Nie mogę oddzielić tego, co się stało, od osoby Jana Pawła II
Chciałabym, żeby mój list potraktować jako dowód lub akt głębokiej wdzięczności dla Boga za dar, którym obdarzył mnie i mojego męża. Po pięciu latach starania się o dziecko jestem w drugim miesiącu ciąży. Przez dwa tygodnie nazywałam to cudem, ale ksiądz spowiednik powiedział mi, że jest to wola Boża. Tak czy inaczej jesteśmy naprawdę szczęśliwi.
Dla mnie szczególnie ważny jest fakt, że nie mogę oddzielić tego, co się stało od osoby Jana Pawła II, od jego wstawiennictwa za nas już po jego śmierci. W ciążę zaszłam po powrocie z pogrzebu Naszego papieża. Cały wyjazd był dla mnie podobnie, jak dla tysięcy innych pielgrzymów, wielkim duchowym przeżyciem. W pielgrzymkę pojechałam z grupą z Elbląga. Już w autokarze wiedziałam, że nic w tej podróży jak i w całym naszym życiu nie dzieje się bez powodu.
Wszystko jest wpisane w perfekcyjny plan i tak ma być. Bogu dziękowałam za księdza, który z nami jechał, za jego pogodę ducha, za to, że przez całą drogę próbował nam przybliżyć Boga i wytłumaczyć, co ma nam do powiedzenia każdego dnia. Jestem osobą wierząca, ale przyznam szczerze, że swoje praktyki chrześcijańskie ograniczałam do niedzielnej Mszy Świętej i modlitwy, ale nie codziennej. Pobyt w bazylice św. Piotra był dla mnie porażający. Wszystko, co działo się wokół mnie, było tak cudownie boskie. Przemieszanie uczucia smutku, radości, uniesienia, wdzięczności za papieża, za to, że był, pytania czy musiał odejść i jak będzie bez Niego. Oczywiście, prosiłam. Prosiłam papieża o pomoc, dziękowałam, że był praktycznie w całym moim życiu, prosiłam w bazylice, prosiłam na świętych schodach. Żałowałam, że nie byłam w Rzymie, wtedy kiedy żył - nie wiem dlaczego, po prostu zawsze wydawało mi się, że jest czas.
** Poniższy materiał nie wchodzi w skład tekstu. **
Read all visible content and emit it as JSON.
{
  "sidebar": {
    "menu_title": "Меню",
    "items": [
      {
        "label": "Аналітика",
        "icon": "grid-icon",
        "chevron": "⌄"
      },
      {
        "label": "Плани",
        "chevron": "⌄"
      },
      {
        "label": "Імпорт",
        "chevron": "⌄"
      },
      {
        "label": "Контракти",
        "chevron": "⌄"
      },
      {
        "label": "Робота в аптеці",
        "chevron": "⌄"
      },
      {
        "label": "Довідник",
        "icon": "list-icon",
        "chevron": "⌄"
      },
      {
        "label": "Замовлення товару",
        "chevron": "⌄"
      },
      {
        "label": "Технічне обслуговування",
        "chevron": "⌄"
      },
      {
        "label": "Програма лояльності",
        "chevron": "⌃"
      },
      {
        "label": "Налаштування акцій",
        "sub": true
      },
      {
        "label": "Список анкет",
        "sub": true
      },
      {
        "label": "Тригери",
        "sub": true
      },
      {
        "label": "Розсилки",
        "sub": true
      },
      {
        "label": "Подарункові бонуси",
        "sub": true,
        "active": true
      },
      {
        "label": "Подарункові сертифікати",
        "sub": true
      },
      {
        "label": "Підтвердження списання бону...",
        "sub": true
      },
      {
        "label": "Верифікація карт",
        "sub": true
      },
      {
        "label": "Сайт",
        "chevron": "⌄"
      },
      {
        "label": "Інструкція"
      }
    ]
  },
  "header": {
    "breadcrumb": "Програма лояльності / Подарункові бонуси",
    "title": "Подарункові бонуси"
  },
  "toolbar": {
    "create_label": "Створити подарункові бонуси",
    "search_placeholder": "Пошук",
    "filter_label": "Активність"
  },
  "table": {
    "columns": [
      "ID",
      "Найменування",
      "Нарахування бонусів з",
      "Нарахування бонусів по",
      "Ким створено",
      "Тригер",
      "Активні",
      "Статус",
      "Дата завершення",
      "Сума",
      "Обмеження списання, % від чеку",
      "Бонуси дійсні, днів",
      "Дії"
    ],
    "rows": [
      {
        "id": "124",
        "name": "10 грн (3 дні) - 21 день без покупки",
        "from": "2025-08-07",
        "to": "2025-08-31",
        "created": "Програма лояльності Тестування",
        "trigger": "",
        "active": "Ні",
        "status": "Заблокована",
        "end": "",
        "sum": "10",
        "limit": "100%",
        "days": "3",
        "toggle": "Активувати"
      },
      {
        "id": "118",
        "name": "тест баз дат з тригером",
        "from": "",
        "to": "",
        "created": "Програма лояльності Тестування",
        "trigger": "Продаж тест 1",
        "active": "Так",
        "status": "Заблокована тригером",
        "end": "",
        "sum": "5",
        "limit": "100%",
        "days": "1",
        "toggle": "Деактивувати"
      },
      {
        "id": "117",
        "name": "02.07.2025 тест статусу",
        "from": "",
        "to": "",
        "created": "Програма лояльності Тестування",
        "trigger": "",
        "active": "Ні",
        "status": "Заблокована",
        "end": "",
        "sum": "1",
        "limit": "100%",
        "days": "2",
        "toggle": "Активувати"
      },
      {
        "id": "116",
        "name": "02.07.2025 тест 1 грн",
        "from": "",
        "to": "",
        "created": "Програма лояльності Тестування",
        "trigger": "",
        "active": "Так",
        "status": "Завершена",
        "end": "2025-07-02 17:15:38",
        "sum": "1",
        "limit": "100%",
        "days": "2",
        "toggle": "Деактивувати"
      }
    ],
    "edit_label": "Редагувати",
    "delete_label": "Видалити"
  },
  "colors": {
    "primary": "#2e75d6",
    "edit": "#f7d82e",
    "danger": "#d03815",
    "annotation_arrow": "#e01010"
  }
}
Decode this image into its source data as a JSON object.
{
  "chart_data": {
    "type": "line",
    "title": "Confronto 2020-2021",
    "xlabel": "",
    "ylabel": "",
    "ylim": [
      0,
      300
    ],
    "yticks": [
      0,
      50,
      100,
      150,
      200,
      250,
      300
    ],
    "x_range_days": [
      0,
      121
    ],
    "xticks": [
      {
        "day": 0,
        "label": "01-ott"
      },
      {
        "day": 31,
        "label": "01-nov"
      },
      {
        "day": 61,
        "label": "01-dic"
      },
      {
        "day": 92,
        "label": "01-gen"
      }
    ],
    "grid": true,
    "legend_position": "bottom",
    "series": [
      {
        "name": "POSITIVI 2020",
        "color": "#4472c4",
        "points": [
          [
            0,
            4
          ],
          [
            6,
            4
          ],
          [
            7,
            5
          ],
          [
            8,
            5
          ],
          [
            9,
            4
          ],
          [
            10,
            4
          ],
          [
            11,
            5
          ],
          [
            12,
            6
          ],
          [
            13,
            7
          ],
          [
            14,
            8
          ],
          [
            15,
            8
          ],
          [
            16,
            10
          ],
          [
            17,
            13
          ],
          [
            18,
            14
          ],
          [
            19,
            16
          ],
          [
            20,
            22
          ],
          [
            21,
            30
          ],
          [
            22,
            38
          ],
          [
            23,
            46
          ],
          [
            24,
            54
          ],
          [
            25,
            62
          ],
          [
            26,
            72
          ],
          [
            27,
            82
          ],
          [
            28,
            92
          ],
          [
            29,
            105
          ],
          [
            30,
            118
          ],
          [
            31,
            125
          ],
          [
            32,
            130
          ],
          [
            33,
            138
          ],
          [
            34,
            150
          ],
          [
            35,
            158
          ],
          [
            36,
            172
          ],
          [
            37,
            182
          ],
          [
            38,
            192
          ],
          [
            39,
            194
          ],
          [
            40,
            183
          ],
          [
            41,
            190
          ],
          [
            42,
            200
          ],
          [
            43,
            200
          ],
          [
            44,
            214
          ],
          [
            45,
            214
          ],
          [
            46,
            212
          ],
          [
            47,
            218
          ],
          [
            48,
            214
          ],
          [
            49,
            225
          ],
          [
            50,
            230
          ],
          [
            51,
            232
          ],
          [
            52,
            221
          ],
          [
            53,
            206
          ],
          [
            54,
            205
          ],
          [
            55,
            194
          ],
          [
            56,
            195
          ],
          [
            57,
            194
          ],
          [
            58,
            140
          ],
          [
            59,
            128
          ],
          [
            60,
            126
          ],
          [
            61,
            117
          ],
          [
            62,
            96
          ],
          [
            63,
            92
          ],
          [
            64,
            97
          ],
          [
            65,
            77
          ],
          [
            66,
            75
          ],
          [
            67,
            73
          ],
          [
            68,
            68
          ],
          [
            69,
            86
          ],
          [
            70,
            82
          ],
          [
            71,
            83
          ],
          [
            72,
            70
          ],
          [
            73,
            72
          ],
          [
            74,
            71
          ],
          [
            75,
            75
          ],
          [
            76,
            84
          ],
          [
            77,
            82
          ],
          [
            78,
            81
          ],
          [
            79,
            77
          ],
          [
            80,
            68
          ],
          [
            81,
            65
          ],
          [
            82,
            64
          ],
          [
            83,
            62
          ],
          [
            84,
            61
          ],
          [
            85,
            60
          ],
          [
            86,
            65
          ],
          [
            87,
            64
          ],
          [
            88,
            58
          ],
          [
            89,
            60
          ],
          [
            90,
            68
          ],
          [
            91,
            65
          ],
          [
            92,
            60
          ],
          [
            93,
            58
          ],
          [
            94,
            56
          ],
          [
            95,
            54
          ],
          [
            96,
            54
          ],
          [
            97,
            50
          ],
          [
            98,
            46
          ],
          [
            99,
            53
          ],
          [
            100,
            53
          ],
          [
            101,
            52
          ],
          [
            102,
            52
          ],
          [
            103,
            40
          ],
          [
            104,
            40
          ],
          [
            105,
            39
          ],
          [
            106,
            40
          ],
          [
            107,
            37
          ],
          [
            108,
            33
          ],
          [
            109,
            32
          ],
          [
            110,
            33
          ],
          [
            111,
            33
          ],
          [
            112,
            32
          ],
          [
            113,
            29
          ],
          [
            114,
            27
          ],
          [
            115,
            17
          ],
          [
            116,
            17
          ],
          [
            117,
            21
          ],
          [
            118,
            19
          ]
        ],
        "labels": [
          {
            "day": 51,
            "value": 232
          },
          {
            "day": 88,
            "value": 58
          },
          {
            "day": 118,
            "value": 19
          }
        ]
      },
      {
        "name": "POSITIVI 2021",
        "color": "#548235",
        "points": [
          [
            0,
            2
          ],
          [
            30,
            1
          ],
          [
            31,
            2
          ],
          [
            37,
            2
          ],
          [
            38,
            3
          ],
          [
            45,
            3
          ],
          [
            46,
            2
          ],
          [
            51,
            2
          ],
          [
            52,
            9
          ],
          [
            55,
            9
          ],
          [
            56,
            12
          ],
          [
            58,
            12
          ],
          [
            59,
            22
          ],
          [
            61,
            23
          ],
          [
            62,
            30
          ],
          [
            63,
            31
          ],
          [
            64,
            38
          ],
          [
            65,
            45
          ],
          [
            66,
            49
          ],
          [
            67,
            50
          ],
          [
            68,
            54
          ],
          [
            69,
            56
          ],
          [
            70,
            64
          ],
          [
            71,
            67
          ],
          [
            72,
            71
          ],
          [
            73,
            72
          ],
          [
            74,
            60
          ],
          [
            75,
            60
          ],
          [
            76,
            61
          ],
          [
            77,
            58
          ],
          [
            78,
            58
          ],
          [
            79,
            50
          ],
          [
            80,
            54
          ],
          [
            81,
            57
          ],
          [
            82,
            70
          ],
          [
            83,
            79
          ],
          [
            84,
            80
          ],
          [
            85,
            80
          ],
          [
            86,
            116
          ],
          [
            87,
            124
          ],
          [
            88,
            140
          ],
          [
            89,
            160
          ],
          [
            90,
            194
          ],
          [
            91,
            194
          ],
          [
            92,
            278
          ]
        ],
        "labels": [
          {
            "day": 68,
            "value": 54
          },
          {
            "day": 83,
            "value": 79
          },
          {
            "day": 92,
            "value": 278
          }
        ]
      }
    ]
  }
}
Nie wiem, proszę księdza, czy to, co opisuję, może się przydać. Oczywiście mam mnóstwo badań, które przeprowadziliśmy przez te pięć lat. Potwierdzają one jednak, że zarówno ja, jak i mój mąż byliśmy „zdrowi". Zdrowi, ale osobno, to znaczy, że naszym problemem była moja nadodporność śluzu szyjki macicy. Co powodowało, że zwalczałam wszystko, co próbowało się przez nią przedostać. Lekarze sugerowali nam zapłodnienie pozaustrojowe, na które się nie zdecydowaliśmy, jednak muszę się przyznać, że trzy razy spróbowaliśmy tzw. inseminacji, ale bezskutecznie.
Bez względu na to, czy to co się nam przytrafiło można nazwać cudem, dla nas jest wielkim szczęściem i dowodem wielkiej miłości Boga do ludzi, i szczerze wierzymy, że Jan Paweł II od pierwszej chwili po swojej śmierci bardzo mocno się za nami u Niego wstawia. Za to bardzo mocno dziękuję.